Une compétitivité durable grâce à la fiscalité écologique

par  Jacques Le Cacheux

« Choc » ou « Pacte » ? Le débat sur la perte de compétitivité française s’est récemment focalisé sur le rythme de mise en œuvre d’un basculement de cotisations sociales patronales vers un autre financement, laissant entendre que le principe en était acquis. Face à la situation dégradée de l’emploi et du solde commercial de la France, alors que les éléments étayant la thèse d’une perte de compétitivité des entreprises françaises par rapport à celles de la plupart de nos partenaires s’accumulent[1], et que le taux de marge des entreprises affiche une faiblesse alarmante pour l’avenir, la nécessité d’une baisse du coût du travail semble s’imposer. Mais le rythme et les modalités font débat. Faut-il augmenter la CSG, la TVA, ou un autre prélèvement, au risque d’amputer le pouvoir d’achat des ménages dans un contexte conjoncturel déjà plus que morose ?

La conjoncture doit être gérée au niveau de la zone euro

L’opportunité du basculement d’une partie des cotisations patronales – le chiffre de 30 milliards est souvent évoqué – sur un autre prélèvement est souvent contestée au nom des risques qu’une telle stratégie ferait peser sur une croissance déjà atone : affaiblir la consommation réduirait encore davantage les débouchés des entreprises, pesant ainsi sur l’activité donc sur l’emploi et sur les marges.
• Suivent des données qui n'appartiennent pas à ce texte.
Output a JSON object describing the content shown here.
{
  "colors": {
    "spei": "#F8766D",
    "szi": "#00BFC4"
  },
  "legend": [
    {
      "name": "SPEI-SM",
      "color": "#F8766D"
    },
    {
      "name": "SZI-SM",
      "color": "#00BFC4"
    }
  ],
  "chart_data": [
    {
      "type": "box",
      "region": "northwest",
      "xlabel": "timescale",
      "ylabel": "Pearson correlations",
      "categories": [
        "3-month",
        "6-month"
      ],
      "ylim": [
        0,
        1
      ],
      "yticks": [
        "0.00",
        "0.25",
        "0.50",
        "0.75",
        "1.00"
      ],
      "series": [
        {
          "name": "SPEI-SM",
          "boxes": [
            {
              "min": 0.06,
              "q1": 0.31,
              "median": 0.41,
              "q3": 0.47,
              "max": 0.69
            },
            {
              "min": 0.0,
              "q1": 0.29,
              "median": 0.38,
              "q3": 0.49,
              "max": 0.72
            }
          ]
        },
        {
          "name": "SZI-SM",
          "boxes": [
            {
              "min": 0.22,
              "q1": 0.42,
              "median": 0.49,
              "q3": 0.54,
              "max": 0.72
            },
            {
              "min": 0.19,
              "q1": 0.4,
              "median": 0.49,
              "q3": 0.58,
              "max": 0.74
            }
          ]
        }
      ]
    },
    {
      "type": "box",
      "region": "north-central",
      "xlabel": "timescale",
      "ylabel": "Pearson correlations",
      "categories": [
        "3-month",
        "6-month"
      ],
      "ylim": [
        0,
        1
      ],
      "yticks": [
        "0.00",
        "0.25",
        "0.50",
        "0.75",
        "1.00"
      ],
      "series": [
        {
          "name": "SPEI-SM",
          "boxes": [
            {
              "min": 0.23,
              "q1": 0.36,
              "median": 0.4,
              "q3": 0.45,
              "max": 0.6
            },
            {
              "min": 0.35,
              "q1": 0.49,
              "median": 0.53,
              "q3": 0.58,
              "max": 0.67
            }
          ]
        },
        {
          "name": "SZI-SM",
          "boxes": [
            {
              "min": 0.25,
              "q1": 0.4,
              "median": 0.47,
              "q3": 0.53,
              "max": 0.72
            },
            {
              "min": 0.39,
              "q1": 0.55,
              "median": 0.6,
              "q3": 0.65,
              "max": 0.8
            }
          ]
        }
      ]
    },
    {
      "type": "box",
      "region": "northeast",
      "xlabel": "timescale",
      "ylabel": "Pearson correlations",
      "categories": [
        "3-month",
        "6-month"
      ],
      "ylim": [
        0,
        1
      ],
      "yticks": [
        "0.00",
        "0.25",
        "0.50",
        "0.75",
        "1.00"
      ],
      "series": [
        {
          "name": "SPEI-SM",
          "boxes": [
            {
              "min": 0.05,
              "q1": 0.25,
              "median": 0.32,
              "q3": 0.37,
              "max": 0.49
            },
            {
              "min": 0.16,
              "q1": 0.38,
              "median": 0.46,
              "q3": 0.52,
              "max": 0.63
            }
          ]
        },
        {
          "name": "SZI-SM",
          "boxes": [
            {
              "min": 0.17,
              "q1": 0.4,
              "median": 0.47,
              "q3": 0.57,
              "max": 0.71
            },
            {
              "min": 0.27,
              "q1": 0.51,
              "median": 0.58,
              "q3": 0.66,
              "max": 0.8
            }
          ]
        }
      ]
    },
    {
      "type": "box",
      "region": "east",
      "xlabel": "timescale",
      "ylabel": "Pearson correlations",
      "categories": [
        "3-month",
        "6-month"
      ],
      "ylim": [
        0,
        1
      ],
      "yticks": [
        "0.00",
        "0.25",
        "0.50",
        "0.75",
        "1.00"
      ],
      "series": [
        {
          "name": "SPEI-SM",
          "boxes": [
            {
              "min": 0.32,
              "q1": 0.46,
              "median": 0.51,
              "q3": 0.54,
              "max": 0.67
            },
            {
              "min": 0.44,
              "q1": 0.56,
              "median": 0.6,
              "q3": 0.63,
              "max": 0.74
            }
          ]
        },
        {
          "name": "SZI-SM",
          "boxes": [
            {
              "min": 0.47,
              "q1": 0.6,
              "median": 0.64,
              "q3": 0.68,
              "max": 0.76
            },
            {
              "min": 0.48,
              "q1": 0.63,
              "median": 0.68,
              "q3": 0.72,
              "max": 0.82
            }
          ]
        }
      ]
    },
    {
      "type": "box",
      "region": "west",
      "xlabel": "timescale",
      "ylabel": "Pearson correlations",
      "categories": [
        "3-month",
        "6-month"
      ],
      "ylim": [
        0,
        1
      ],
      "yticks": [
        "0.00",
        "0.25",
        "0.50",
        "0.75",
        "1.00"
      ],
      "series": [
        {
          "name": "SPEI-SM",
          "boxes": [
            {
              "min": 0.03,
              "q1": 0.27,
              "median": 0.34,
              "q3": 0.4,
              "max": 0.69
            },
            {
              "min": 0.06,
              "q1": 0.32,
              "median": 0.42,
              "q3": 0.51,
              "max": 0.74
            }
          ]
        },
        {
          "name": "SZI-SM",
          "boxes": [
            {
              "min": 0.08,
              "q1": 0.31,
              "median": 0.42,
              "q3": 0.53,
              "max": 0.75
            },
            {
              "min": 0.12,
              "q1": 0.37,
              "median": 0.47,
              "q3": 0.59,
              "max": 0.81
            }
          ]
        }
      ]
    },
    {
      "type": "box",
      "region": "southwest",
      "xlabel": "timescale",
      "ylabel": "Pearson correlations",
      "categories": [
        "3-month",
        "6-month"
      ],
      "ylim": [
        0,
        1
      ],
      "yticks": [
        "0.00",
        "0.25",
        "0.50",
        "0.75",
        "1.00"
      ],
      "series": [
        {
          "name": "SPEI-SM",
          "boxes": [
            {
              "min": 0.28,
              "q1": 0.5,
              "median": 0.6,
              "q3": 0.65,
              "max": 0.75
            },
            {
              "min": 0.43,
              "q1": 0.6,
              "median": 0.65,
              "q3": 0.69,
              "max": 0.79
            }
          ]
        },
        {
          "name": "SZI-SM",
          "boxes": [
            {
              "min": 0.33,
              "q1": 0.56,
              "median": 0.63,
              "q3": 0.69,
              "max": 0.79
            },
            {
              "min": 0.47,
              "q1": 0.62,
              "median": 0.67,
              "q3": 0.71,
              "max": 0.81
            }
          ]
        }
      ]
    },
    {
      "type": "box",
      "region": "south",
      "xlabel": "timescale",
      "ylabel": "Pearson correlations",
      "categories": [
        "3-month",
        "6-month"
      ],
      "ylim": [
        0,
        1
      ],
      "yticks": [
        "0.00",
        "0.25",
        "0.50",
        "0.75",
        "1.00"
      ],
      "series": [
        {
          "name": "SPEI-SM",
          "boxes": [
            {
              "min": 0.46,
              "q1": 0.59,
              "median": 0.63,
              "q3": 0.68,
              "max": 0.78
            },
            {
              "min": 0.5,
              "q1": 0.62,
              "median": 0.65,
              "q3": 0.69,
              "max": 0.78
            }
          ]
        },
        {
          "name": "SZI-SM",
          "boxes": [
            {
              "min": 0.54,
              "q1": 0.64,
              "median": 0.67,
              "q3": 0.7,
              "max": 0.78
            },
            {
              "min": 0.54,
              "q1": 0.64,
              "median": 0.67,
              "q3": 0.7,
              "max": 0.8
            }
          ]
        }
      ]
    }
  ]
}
Mais la France n’est dans cette situation déprimée que parce que l’Union européenne s’est engagée dans un ajustement budgétaire à marche forcée dont tout le monde – ou presque … – reconnaît aujourd’hui qu’il est contreproductif et voué à l’échec : comme l’illustre de manière navrante la situation espagnole, la quête d’une réduction du déficit budgétaire lorsque l’économie est en récession est vaine, et les efforts « vertueux » – coupes claires répétées dans les dépenses publiques et augmentations d’impôts – ne font qu’affaiblir un peu plus l’économie et aggraver le chômage, car les multiplicateurs budgétaires sont alors très élevés, comme l’avait montré Keynes, voilà plus de 70 ans !

Le soutien budgétaire à l’activité est la seule voie de sortie. Mais l’expérience des premières années du premier gouvernement socialiste reste dans toutes les mémoires : l’échec fut à la hauteur des illusions et le « tournant de la rigueur » rendit le gouvernement impopulaire. Ce qui ne pouvait fonctionner dans le contexte des premières années 1980, avec une économie moins ouverte, une politique monétaire autonome et une parité externe de la monnaie alors ajustable, le pourrait encore moins dans le contexte d’intégration plus poussée et de monnaie unique. Tenter de maintenir le pouvoir d’achat des ménages français, alors que le reste de la zone euro est en récession et que les entreprises françaises ont perdu de la compétitivité ne pourrait que creuser davantage le déficit extérieur, sans soutenir la croissance ni l’emploi.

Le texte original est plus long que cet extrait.